After .key_by(), each parallel operator instance has its own state namespace. Keys are hash-partitioned across instances, so state never conflicts between parallel operators.

Checkpoint Storage

/checkpoints/
  epoch-1/    # hardlink snapshot
  epoch-2/    # hardlink snapshot
  epoch-3/    # latest checkpoint

RocksDB checkpoints use hardlinks to SST files. Incremental growth is small when data doesn’t change between checkpoints. As data mutates, old SST files are retained for older checkpoints.

See the Capacity Planning guide for storage sizing recommendations.

Window State LRU

Window operators (WindowOperator, ExprWindowOperator) maintain an in-memory index called pending_windows that tracks active (key, window) pairs. Unlike the aggregate cache (which is a hot copy of data also in RocksDB), this index is the only record of which windows exist and need to fire on watermark advance.

To bound memory without data loss, the window LRU uses an evict-to-backend strategy:

+----------------------------------+
|        WindowOperator            |
|  +----------------------------+  |
|  | pending_windows (LRU)      |  |
|  | key:window_start -> (key,  |  |
|  |                    window)  |  |
|  +----------------------------+  |
|         | on eviction            |
|         v                        |
|  +----------------------------+  |
|  | State Backend (RocksDB)    |  |
|  | pending_index/{pending_key}|  |
|  +----------------------------+  |
|         | on watermark advance   |
|         v                        |
|  Scan persisted entries for      |
|  windows ready to fire           |
+----------------------------------+
  1. When the LRU is full, evicted entries are persisted to a pending_index/ namespace in the state backend
  2. On watermark advance, persisted entries are scanned (only when evictions have occurred, tracked by a has_evicted flag)
  3. Fired windows are deleted from both the LRU and the state backend

This ensures no window is orphaned — every pending window eventually fires or is flushed at end-of-stream, regardless of whether it was evicted from the in-memory cache.
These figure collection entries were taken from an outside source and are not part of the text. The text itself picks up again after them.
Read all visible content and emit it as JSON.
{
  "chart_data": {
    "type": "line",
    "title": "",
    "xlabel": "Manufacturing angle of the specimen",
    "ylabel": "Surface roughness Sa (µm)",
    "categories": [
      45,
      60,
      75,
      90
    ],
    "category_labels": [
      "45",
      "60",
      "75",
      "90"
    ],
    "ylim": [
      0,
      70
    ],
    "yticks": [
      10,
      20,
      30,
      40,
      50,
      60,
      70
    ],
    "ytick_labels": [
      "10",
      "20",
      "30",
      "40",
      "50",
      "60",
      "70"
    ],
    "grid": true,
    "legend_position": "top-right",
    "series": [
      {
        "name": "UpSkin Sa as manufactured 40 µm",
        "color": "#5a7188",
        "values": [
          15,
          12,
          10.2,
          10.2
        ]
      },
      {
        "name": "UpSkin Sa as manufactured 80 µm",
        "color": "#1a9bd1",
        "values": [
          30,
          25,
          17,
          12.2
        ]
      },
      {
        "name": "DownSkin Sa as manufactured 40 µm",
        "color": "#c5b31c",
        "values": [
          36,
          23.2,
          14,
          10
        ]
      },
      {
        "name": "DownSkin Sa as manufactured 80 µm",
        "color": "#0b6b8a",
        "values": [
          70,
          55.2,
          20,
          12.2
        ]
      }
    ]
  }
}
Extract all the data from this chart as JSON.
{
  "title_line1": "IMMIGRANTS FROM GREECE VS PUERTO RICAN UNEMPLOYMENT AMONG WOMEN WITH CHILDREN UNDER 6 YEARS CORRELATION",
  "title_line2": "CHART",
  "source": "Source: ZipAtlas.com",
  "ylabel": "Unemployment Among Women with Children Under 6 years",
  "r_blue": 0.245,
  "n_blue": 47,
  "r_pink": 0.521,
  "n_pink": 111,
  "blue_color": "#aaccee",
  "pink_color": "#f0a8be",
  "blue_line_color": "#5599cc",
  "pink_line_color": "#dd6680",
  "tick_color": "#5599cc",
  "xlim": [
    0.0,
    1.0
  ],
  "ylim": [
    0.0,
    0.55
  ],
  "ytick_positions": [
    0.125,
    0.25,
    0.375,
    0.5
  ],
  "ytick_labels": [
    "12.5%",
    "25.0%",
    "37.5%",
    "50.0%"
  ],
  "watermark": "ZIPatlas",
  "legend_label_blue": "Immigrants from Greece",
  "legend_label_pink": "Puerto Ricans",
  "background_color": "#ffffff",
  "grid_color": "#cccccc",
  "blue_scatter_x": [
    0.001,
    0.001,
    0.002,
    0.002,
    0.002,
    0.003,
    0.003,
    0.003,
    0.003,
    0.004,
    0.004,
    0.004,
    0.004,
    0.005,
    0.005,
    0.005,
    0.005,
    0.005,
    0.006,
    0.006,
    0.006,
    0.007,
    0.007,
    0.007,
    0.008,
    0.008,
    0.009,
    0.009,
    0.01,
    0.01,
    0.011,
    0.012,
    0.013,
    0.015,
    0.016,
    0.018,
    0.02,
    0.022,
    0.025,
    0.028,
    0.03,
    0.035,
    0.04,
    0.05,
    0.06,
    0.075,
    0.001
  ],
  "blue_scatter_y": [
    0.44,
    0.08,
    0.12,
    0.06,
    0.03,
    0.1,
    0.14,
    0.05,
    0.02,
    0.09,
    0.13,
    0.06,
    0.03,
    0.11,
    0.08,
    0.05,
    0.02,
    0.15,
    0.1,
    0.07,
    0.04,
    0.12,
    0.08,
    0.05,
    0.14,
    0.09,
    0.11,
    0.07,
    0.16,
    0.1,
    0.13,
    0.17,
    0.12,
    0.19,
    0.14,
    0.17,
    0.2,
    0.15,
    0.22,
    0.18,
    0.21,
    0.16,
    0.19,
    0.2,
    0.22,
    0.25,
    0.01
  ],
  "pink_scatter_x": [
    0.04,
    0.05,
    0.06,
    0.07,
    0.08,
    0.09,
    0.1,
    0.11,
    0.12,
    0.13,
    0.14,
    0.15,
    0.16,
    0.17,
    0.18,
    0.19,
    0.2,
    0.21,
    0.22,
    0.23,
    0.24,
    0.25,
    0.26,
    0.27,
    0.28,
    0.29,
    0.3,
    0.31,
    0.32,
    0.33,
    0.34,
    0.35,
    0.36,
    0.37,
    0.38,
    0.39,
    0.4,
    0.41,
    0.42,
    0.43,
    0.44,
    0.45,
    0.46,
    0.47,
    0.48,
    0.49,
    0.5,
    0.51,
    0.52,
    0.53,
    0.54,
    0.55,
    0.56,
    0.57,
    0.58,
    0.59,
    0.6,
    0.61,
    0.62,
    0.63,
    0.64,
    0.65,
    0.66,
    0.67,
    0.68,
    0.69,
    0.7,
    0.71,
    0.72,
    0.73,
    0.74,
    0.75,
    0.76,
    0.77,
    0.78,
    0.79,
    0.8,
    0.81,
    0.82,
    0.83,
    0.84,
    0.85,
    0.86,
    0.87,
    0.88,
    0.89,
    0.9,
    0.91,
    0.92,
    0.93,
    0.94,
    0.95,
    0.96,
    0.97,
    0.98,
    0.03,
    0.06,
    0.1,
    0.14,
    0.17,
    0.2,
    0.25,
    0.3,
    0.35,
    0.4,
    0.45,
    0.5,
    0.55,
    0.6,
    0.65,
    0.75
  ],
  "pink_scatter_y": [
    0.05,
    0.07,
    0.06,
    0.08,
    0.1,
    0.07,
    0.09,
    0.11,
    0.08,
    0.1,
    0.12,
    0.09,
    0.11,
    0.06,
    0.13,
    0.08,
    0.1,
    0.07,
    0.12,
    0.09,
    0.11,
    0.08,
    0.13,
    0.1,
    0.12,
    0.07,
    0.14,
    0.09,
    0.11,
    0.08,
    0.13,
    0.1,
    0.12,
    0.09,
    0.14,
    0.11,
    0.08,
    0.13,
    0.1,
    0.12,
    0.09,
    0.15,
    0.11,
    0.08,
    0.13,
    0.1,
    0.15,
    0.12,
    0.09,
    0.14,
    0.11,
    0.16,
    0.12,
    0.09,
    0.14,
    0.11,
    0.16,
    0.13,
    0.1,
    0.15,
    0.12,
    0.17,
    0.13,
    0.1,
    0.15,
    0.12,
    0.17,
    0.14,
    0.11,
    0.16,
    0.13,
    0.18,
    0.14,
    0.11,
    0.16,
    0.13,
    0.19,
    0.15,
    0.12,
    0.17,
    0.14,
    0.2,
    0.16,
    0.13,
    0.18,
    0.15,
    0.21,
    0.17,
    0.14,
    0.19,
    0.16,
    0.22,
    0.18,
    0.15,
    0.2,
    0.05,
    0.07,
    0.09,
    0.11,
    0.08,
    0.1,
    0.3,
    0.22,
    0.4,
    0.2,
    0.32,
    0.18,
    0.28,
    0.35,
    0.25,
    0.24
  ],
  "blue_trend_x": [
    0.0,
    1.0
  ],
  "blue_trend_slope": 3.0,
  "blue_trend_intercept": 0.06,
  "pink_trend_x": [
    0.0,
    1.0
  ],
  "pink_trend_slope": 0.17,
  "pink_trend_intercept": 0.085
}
Configure via with_max_pending_windows(n) on WindowedKeyedStream. When unset, the index is unbounded (default, no behavior change from prior releases).

See the design document for full details on trade-offs and the evict-to-backend strategy.

Recovery

On pipeline restart from a checkpoint, the RecoveryCoordinator restores source offsets and opens the RocksDB backend from the checkpoint directory. Stateful operators then lazily recover their in-memory structures on the first process() call:

  • Aggregate operators (ExprAggregateOperator, AggregateOperator) use StateBackend::scan_prefix() (backed by RocksDB’s prefix_iterator) to enumerate all keys with persisted accumulators. The cache and pending_keys maps are rebuilt from the scan results.
  • Window operators (WindowOperator, ExprWindowOperator) persist a WindowOperatorMeta struct (containing pending_windows and current_watermark) to a well-known state key during on_checkpoint(). On recovery, this metadata is loaded to restore window tracking state and watermark progress.

Recovery is lazy rather than eager: fresh pipelines (no state in RocksDB) pay no cost, and recovery happens only once before the first record is processed.